Sub-question 3: The problem is that we don't know the entire population (i.e., we don't know $(\Omega, \mathcal{F}, Pr)$) and so we try to  approximate in some good way  $E(Y_mX_m)$ and $E(X_m^2)$ by appropriately taking a subset of the whole population (sampling). For example, a way to appropriately take a subset of the whole population is the following: for $m=1,...,M$:


*

*We draw at random an individual from the urn containing the entire population, we label him/her with the index $m$, and we register his/her income and education level (denoted by the random variables $Y_m, X_m)$. The additional features affecting income remain unobserved (denoted by the random variables $U_m$).

*We put back in the urn individual $m$.
The sampling scheme just described implies that
$$
(i) \hspace{1cm}\{Y_m, X_m, U_m\}_{m=1}^M \text{ are i.i.d. across $m$}
$$ 
We then define
$$
\hat{\beta}=\frac{\frac{1}{M}\sum_{m=1}^MY_mX_m}{\frac{1}{M}\sum_{m=1}^M X_m^2}
$$
By $(i)$, $\frac{1}{M}\sum_{m=1}^MY_mX_m\rightarrow_p E(Y_mX_m)$ and $\frac{1}{M}\sum_{m=1}^M X_m^2\rightarrow_p E(X^2_m)$. 
Hence,
$$
\hat{\beta}\rightarrow_p \beta
$$ 
Correct?

Sub-question 4: Suppose also that $U_m$ is a continuous random variable.
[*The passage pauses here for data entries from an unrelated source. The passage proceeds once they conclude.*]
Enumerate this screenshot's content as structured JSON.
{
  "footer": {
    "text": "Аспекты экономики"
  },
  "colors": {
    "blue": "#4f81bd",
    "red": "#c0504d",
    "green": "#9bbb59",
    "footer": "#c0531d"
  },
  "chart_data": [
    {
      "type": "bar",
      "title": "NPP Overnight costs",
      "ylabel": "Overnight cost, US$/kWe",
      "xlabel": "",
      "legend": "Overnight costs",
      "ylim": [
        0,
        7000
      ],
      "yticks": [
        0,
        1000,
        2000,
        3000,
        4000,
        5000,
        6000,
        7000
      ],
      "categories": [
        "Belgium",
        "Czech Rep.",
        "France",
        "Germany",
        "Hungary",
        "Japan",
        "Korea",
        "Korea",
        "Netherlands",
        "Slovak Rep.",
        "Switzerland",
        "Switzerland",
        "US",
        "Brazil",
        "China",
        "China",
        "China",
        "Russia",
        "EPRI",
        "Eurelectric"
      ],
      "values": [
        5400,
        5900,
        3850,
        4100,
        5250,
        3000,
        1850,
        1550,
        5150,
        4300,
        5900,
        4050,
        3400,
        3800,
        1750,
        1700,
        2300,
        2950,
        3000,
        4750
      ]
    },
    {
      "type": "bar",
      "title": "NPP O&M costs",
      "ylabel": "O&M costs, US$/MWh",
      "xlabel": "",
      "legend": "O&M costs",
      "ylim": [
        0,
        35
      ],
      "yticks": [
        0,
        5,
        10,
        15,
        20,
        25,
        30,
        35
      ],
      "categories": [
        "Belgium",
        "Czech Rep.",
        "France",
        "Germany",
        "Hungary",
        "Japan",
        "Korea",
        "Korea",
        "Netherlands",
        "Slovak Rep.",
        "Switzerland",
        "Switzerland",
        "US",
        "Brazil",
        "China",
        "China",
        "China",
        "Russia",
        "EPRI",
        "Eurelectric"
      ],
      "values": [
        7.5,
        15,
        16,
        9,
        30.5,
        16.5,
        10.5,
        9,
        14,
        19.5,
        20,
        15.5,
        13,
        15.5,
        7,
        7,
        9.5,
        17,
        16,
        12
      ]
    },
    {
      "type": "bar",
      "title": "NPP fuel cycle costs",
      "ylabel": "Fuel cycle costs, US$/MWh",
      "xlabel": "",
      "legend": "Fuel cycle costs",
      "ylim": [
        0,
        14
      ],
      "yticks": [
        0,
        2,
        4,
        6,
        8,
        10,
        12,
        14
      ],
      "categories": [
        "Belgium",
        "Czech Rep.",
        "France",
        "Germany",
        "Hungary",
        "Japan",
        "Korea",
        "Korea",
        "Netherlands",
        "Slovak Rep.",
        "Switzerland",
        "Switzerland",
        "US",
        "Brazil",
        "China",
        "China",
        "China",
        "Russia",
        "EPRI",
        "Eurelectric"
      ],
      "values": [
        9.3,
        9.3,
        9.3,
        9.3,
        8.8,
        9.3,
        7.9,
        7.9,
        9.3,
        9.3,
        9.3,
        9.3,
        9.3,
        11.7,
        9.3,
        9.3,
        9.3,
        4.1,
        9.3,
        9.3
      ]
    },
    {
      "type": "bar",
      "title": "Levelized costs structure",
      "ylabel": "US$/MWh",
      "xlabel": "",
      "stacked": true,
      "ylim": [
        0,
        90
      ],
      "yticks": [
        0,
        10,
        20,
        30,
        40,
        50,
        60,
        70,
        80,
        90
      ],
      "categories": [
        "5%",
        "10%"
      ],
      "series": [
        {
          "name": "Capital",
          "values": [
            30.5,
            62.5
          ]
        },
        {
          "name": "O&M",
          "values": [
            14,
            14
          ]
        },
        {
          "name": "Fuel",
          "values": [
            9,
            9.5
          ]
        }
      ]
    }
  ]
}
Does this imply stating that the population is very large or a continuum or infinite?
 A: Sub-question 1. Yes, this is how you define the population from the probabilistic point of view. But it usually does not coinside with the physical population (e.g. all adult citizens of USA). For example, long with John Smith, a real electrical engineer from NY, this population also includes his possible alter ego - an alternative John Smith who moved to Texas as a boy, recieved a different education, and now works in a bar. And this alternative John is unobservable, but he may have a non-zero probability, whatever it means. 
Sub-question 2. Yes, this is the only value of $\beta$ that does not contradict your assumptions. However, the assumption that $X$ and $U$ are uncorrelated is rather heroic. In practice, some components of $U$ may depend on education or even affect it, and this is what econometrists "in real life" struggle with. 
Sub-question 3. This is totally correct from theoretical point of view. But you may still argue whether your samples are really i.i.d.. When you make a survey of income in 2017, you observe only one world of many possible. E.g. you see income of John Smith and Jane Doe in case of Trump's victory and Brexit, but you know that Clinton's victory would affect both their incomes, therefore they are not independent. Thus, you need to assume a kind of ergodicity - that a sample from a single universe has the same properties as a sample from multiple universes. 
Sub-question 4. Surely yes. If you assumed sampling from a finite population, $U$ would have only a finite number of outcomes and thus would be discrete. 
If you imagine multiple alternative universes, there may well be a continuum of them (even if there is a small number of people living in each universe). Technically, income is still discrete, because money is discrete: you don't usually report your income as 123456 dollars 76.8(8) cents. But a continuous distribution may approximate all substantial properties of $U$'s distribution and be much easier to manipulate. 
A: Good answer from @David Dale there. Following on from his statement on Sub-question 4 I'm confused how you expect the hypothetical properties of Um would impact any statement you would make about the population. The population size would define the upper limit of granularity for Um that could be achieved in practice, whatever its . 
It is also affected, as @david dale suggests, by the inherent granularity of your Y value, salaries. In a large population is likely to have more of an impact on how continuous it truely is. In a working population of 100,000,000, with median income of 100,000 it would be likely that people close to median will share their salary to the same cent with at least 10 other people. 
In any case, I can't see how Um's properties would backwash the other way.